After the first offence, Bouchere could have gone into the Army, but the father objected and raised difficulties. Then occurred the two other offences, and the speaker understood that the Probation Officer felt he had a good chance of finding Bouchere employment outside the Island. This job was not in the Army and there was resentment from the Service that it should be thought of as the sink for these cases.
Had twice flouted Court
The Probation Officer hoped to find this suitable employment, but there still remained the fact that Bouchere had twice flouted the Probation Officer and twice flouted the ruling of the Judge of the Lower Court. Bouchere was too young for an approved school and Borstal was of no use. There were two courses, and the one that he was going to suggest was that Bouchere should be birched. It was not usual to make such an order, and when the speaker had asked for a birching in a previous case he had received a letter from an anonymous source in England accusing him of barbarity.
"I am happy to say that in that case the lesson had its effect, for the lad concerned turned out very well and there was no more trouble. Bouchere is not unintelligent, and I feel that, with discipline and good training, he may well turn out all right."

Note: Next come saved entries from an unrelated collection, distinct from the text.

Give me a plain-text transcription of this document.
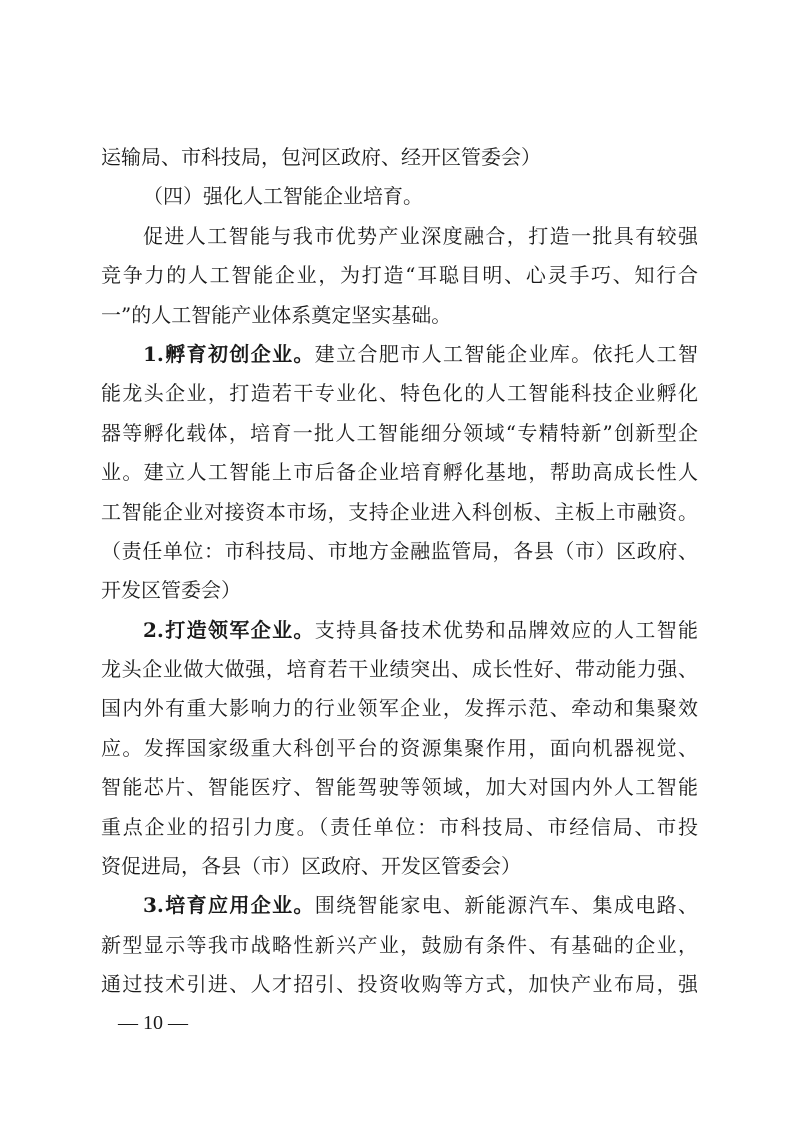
运输局、市科技局，包河区政府、经开区管委会）
（四）强化人工智能企业培育。
促进人工智能与我市优势产业深度融合，打造一批具有较强
竞争力的人工智能企业，为打造“耳聪目明、心灵手巧、知行合
一”的人工智能产业体系奠定坚实基础。
1.孵育初创企业。建立合肥市人工智能企业库。依托人工智
能龙头企业，打造若干专业化、特色化的人工智能科技企业孵化
器等孵化载体，培育一批人工智能细分领域“专精特新”创新型企
业。建立人工智能上市后备企业培育孵化基地，帮助高成长性人
工智能企业对接资本市场，支持企业进入科创板、主板上市融资。
（责任单位：市科技局、市地方金融监管局，各县（市）区政府、
开发区管委会）
2.打造领军企业。支持具备技术优势和品牌效应的人工智能
龙头企业做大做强，培育若干业绩突出、成长性好、带动能力强、
国内外有重大影响力的行业领军企业，发挥示范、牵动和集聚效
应。发挥国家级重大科创平台的资源集聚作用，面向机器视觉、
智能芯片、智能医疗、智能驾驶等领域，加大对国内外人工智能
重点企业的招引力度。（责任单位：市科技局、市经信局、市投
资促进局，各县（市）区政府、开发区管委会）
3.培育应用企业。围绕智能家电、新能源汽车、集成电路、
新型显示等我市战略性新兴产业，鼓励有条件、有基础的企业，
通过技术引进、人才招引、投资收购等方式，加快产业布局，强
— 10 —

The Attorney-General therefore asked that Bouchere be sentenced to 12 strokes of the birch. What the Probation Officer had in mind was a job in the Merchant Navy. One hoped that the effect of the birching would cause him to be of good behaviour.
Had been in gang
Advocate Stone said that the Attorney-General had dealt very fairly with the question. Young Bouchere had been in a gang from which it was very difficult to get him away and he asked the Court to bear that in mind. If, in the first instance, he had been taught a sharp lesson it might have done what was needed, but he had been treated leniently and he could not get away from the gang. He wondered if birching was really necessary at this stage. If the case was treated with all the wisdom of the Court, some good might come of Bouchere. He was considering Bouchere's welfare.
The Bailiff: The principal factor is that Bouchere has been twice bound over and has twice broken that obligation. He will therefore be sentenced to 12 strokes of the birch.

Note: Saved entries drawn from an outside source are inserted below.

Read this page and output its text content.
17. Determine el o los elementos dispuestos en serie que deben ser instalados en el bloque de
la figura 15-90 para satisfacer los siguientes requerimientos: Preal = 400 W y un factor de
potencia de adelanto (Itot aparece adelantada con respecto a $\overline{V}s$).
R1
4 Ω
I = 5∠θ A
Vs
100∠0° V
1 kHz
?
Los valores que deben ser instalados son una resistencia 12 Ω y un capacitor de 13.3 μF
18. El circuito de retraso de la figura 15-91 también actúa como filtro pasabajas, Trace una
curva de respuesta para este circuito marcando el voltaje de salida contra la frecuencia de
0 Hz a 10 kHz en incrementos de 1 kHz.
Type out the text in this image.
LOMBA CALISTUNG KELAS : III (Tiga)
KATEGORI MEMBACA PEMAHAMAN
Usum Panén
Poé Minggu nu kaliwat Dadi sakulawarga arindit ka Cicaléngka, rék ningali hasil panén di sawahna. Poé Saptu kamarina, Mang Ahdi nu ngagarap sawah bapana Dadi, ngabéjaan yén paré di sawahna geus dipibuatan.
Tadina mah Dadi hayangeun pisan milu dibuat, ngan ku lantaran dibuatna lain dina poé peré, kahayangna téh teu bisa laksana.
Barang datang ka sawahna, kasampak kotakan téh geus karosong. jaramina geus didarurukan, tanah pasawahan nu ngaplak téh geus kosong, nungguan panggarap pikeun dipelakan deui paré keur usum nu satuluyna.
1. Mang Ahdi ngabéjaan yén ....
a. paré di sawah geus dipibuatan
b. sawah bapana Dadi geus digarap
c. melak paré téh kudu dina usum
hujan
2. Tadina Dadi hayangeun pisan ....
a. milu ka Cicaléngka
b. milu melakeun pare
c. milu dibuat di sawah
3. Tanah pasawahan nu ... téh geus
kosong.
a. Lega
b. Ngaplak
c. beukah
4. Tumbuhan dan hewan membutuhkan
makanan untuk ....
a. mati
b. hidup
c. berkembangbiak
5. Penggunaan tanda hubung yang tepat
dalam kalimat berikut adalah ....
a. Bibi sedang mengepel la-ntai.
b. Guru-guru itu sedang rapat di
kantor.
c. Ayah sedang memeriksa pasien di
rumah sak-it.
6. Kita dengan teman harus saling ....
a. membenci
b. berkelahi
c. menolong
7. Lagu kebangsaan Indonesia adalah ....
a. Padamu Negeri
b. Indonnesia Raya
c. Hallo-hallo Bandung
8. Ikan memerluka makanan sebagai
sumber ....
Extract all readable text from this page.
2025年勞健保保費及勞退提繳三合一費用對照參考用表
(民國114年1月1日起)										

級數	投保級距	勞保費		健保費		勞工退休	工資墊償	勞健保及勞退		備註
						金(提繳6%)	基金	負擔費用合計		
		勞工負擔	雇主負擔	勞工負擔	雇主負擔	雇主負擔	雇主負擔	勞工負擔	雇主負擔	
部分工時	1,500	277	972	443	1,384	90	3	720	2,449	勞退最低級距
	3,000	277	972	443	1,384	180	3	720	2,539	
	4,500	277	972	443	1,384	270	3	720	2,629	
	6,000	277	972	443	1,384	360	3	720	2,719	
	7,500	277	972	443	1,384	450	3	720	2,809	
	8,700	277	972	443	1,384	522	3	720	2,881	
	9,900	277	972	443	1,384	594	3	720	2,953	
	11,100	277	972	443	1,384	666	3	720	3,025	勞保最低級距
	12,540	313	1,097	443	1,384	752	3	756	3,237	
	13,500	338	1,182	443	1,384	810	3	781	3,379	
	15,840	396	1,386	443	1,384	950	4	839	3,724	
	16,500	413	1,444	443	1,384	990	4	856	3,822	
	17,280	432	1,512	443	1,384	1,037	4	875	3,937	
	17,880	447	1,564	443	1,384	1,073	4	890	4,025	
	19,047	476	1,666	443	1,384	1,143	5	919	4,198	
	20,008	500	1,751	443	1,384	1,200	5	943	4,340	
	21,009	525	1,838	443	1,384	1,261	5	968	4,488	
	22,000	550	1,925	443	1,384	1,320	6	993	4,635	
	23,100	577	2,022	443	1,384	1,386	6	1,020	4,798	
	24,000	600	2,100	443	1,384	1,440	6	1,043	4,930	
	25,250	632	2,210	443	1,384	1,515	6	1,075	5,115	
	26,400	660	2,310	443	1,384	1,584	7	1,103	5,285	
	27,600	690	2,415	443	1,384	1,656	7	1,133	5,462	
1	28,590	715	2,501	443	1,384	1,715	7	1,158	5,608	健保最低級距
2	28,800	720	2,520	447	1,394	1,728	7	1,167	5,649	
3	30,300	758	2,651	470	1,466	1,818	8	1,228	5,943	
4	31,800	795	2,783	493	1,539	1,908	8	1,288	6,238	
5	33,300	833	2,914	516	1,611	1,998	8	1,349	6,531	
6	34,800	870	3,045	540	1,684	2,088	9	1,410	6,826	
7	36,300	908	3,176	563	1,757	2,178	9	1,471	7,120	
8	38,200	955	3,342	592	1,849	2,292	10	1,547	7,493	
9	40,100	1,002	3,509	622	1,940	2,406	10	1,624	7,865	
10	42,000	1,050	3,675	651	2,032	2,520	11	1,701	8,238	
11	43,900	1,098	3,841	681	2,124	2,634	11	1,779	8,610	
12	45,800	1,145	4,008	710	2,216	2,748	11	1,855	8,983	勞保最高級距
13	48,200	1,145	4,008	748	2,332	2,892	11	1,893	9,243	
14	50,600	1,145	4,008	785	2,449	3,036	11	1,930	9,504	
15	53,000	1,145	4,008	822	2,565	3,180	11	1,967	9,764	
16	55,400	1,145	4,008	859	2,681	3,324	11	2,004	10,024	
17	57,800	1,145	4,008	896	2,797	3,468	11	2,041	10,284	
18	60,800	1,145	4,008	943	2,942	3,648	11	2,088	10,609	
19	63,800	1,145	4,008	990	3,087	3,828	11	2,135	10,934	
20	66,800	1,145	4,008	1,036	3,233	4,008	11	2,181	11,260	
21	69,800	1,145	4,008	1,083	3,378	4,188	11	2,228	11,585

Sunday Pictorial, London, 13 March 1955
Dennis, 16, is birched regardless
SIXTEEN-YEAR-OLD Dennis Albert Bouchere, who pleaded guilty to stealing a car and a coat while on probation, was sentenced to twelve strokes of the birch at Jersey yesterday.
The Attorney-General, Mr. C.S. Harrison, asked for the sentence.
He said that when he once before asked for a sentence of birching for a youth, he received an anonymous letter from England accusing him of "barbarity."
Good Citizen
"Despite this condemnation, I am pleased to say that in that case the person who was birched eventually turned out to be a good citizen," he said.
Bouchere was taken to jail and birched.
RELATED VIDEO CLIP (4½ minutes)
53 years later, in March 2008, the local ITV station for the Channel Islands tracked down Dennis Bouchere for an interview.
The now old man states that, at the time, the humiliation was worse than the actual strokes of the birch. This, we are told, was because he had never been seen naked before, even by his brothers, which seems rather bizarre (did he never have to change for sports at school?).
Anyway, he does not give much information about the actual birching (despite "remembering it in vivid detail", according to the reporter), though he does claim that it drew blood. The clip is perhaps more interesting for the remarkable discovery by the TV reporter that the contraption used is still extant in a store room, nearly four decades after JCP was abolished on the island.